Hormones are substances whose concentration in the blood changes cyclically and has daily fluctuations, so the analysis should be taken in strict accordance with physiological cycles or as recommended by your doctor. Preparation: blood is donated on an empty stomach. Time and place of collection of material: daily until 11.00, in the clinic.

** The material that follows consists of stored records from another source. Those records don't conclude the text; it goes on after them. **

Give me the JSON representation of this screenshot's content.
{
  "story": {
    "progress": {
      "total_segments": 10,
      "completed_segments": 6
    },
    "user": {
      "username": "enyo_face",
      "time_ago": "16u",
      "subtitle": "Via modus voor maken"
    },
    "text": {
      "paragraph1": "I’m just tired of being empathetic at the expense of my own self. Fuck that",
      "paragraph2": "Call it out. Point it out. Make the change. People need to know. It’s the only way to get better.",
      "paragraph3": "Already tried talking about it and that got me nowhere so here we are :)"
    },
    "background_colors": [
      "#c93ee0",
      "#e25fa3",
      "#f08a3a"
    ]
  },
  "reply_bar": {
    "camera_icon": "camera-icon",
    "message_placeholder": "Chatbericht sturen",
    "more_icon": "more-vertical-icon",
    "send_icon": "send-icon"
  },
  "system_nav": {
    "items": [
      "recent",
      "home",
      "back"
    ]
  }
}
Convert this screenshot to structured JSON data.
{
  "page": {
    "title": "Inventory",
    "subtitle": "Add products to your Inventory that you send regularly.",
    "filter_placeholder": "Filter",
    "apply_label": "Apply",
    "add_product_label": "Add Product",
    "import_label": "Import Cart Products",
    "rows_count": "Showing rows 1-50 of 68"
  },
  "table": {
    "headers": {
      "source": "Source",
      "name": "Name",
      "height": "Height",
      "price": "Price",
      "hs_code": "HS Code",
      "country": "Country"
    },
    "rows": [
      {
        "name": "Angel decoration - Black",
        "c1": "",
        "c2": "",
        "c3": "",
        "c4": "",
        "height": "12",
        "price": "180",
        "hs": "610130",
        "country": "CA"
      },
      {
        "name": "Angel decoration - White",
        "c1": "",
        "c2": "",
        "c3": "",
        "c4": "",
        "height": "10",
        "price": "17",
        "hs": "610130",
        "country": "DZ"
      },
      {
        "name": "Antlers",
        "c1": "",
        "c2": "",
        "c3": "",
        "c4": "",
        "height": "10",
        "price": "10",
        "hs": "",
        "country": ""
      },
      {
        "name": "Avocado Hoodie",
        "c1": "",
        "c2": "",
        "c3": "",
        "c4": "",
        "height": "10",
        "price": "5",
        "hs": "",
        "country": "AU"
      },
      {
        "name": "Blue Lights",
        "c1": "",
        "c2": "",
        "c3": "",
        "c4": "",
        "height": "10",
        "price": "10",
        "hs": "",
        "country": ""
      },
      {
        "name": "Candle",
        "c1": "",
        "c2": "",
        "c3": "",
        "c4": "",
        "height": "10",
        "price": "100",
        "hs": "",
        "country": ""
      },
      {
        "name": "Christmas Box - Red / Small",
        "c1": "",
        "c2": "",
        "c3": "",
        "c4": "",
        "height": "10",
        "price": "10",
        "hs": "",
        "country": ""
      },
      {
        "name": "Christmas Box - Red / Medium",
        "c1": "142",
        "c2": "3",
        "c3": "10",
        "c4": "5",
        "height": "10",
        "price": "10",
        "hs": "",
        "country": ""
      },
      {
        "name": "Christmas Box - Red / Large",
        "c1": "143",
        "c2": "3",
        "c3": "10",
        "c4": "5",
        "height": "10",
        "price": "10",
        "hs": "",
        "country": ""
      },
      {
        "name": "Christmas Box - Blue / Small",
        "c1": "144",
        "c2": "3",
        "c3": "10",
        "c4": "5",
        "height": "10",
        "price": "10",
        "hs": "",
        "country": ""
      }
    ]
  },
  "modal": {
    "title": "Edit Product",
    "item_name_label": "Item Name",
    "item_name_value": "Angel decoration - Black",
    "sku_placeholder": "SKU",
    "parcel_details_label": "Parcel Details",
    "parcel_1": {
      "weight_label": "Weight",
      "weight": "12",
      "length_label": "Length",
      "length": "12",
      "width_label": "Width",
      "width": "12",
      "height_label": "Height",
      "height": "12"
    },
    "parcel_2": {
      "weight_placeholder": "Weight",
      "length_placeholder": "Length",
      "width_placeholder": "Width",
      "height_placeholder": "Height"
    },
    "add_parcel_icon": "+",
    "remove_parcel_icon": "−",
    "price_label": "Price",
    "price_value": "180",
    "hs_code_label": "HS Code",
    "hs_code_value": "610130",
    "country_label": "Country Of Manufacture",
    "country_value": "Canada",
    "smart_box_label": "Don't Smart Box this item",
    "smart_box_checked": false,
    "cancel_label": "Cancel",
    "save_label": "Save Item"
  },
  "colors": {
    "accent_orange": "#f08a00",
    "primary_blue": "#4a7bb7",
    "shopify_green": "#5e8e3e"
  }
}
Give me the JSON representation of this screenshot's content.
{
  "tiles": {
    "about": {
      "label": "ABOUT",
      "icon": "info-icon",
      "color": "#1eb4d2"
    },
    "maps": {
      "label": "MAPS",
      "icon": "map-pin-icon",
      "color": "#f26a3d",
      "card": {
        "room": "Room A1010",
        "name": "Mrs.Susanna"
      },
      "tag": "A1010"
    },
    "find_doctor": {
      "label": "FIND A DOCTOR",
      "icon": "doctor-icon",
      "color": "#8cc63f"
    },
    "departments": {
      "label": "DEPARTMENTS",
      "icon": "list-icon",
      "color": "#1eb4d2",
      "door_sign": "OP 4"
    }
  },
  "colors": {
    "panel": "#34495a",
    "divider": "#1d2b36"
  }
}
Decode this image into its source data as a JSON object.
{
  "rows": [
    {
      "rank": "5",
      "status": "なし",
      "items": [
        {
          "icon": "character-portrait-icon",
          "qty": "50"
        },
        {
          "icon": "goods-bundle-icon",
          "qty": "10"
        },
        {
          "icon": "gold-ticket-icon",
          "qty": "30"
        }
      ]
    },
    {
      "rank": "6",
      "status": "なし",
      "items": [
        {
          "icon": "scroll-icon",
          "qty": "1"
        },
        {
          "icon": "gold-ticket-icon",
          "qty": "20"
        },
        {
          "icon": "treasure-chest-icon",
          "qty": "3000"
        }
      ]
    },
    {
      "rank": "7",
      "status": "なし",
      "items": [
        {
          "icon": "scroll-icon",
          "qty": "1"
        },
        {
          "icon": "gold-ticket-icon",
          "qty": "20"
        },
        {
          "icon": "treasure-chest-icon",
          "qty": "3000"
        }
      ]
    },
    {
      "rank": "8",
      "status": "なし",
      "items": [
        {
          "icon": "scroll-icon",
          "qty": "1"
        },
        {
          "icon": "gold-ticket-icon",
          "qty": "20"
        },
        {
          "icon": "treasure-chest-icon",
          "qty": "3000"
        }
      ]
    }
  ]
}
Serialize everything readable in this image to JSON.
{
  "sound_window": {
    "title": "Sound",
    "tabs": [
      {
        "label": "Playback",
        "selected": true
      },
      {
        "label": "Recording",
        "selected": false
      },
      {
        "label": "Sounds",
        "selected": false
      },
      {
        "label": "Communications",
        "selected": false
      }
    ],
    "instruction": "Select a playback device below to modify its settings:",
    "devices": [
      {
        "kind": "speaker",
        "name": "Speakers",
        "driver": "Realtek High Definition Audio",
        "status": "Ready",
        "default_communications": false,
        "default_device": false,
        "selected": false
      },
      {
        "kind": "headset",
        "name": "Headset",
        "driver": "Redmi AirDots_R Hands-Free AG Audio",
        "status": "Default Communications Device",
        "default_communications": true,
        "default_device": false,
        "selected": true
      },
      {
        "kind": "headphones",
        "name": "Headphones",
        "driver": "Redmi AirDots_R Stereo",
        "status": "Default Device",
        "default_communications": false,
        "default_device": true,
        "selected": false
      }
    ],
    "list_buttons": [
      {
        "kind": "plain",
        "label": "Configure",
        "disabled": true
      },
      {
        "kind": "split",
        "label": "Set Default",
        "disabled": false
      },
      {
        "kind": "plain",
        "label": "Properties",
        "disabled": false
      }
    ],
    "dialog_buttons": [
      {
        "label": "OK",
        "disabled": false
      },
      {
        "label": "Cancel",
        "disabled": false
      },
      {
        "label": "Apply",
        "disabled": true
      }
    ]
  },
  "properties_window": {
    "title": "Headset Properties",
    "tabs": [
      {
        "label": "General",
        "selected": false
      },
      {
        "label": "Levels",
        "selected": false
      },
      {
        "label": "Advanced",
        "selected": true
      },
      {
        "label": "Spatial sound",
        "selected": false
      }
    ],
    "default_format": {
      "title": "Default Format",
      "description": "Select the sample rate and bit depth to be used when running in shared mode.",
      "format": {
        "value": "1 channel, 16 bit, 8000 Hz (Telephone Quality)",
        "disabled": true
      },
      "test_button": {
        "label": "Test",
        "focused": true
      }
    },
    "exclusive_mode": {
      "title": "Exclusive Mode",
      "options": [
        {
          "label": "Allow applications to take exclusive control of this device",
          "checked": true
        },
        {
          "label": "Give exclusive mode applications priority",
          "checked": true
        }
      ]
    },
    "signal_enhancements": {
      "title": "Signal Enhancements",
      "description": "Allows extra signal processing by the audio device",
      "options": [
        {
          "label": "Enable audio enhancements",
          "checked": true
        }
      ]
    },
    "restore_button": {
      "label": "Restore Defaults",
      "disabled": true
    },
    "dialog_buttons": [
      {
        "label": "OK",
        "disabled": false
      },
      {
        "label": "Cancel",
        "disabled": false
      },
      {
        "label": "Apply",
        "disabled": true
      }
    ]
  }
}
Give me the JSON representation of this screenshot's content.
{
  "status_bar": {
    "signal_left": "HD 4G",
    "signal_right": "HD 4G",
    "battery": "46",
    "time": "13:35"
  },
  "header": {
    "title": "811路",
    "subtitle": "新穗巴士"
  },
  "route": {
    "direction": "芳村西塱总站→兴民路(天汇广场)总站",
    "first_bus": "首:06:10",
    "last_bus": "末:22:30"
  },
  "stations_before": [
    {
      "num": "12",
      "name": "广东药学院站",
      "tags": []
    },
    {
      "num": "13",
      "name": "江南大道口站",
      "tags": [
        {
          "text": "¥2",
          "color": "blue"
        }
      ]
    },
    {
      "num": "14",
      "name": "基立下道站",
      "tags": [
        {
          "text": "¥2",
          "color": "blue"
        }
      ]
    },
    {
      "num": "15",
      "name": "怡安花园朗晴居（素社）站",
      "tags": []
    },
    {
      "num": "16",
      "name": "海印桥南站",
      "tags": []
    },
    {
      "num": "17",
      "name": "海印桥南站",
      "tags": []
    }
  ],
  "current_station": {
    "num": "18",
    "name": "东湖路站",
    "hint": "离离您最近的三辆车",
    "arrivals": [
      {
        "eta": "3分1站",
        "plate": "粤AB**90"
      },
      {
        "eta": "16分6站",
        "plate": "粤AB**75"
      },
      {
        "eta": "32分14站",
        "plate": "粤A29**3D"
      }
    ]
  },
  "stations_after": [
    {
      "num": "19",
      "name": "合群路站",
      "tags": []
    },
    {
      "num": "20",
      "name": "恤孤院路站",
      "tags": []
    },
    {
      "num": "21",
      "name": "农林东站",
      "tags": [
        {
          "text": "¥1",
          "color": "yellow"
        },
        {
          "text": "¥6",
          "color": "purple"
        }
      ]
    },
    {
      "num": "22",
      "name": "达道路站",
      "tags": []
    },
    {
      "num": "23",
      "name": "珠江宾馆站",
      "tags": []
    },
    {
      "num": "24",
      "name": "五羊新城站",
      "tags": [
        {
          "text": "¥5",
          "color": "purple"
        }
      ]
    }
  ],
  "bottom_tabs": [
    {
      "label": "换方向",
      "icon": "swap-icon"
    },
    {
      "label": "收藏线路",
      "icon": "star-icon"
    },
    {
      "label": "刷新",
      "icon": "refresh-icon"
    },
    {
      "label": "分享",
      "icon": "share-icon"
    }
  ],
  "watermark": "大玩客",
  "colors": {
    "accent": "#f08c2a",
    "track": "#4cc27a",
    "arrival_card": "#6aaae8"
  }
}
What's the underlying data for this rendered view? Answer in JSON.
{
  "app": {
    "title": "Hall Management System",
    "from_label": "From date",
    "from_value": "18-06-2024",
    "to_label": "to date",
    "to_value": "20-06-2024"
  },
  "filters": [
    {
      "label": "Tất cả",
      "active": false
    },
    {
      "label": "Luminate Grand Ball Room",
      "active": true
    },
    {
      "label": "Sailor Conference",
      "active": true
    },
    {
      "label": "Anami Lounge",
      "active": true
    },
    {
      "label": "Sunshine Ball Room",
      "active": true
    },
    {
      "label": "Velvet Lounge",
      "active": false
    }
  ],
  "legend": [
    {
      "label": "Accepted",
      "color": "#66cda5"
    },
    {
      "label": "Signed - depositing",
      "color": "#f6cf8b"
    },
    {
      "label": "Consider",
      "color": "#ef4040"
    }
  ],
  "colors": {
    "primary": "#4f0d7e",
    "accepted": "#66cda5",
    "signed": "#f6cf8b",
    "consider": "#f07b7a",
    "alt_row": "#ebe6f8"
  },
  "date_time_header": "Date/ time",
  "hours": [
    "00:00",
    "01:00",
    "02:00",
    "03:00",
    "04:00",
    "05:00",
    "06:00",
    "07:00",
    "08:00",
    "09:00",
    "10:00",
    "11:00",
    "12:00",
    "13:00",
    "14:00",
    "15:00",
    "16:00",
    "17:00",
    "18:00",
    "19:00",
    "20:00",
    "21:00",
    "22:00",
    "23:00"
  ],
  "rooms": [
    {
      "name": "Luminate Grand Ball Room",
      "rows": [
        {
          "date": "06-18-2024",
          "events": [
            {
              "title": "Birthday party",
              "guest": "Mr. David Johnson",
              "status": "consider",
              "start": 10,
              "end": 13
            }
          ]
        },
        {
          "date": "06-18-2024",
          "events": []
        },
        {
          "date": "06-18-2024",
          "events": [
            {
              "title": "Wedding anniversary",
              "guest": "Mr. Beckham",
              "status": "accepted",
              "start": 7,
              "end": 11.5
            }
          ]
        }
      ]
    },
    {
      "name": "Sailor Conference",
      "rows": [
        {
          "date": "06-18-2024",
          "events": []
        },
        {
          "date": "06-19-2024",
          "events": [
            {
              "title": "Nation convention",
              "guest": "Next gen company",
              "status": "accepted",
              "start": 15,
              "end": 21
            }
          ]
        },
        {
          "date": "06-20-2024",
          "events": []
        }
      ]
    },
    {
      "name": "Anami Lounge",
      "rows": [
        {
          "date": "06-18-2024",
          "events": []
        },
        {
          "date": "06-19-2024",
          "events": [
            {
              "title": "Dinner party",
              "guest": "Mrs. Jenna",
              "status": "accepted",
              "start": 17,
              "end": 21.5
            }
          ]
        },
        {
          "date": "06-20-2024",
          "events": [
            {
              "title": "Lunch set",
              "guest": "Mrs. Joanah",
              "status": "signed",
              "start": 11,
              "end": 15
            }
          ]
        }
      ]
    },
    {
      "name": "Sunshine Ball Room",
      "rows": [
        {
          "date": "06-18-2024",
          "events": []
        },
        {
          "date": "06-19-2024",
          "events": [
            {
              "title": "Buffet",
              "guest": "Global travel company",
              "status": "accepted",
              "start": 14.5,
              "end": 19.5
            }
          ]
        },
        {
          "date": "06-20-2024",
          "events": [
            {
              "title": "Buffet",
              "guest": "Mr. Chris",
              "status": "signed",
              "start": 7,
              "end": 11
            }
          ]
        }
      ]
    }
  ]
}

Study of the hemostasis system

Blood is donated from a vein. Preparation: blood is donated on an empty stomach. Time and place of collection of material: on weekdays until 09.00, at the clinic.

Blood group determination

Determination of antibodies to pathogens

Blood is donated from a vein. Preparation: blood is donated on an empty stomach. Time and place of collection of material: up to 14:00, in the clinic.

Hepatitis (B, C)

Blood is donated from a vein. Preparation: blood is donated on an empty stomach. Time and place of collection of material: up to 14:00, in the clinic.

RW (syphilis)

Blood is donated from a vein. Preparation: blood is donated on an empty stomach. Time and place of collection of material: up to 14:00, in the clinic.

Rapid HIV test

Blood is donated from a vein. Preparation: blood is donated on an empty stomach. Time and place of collection of material: during the day, in the clinic.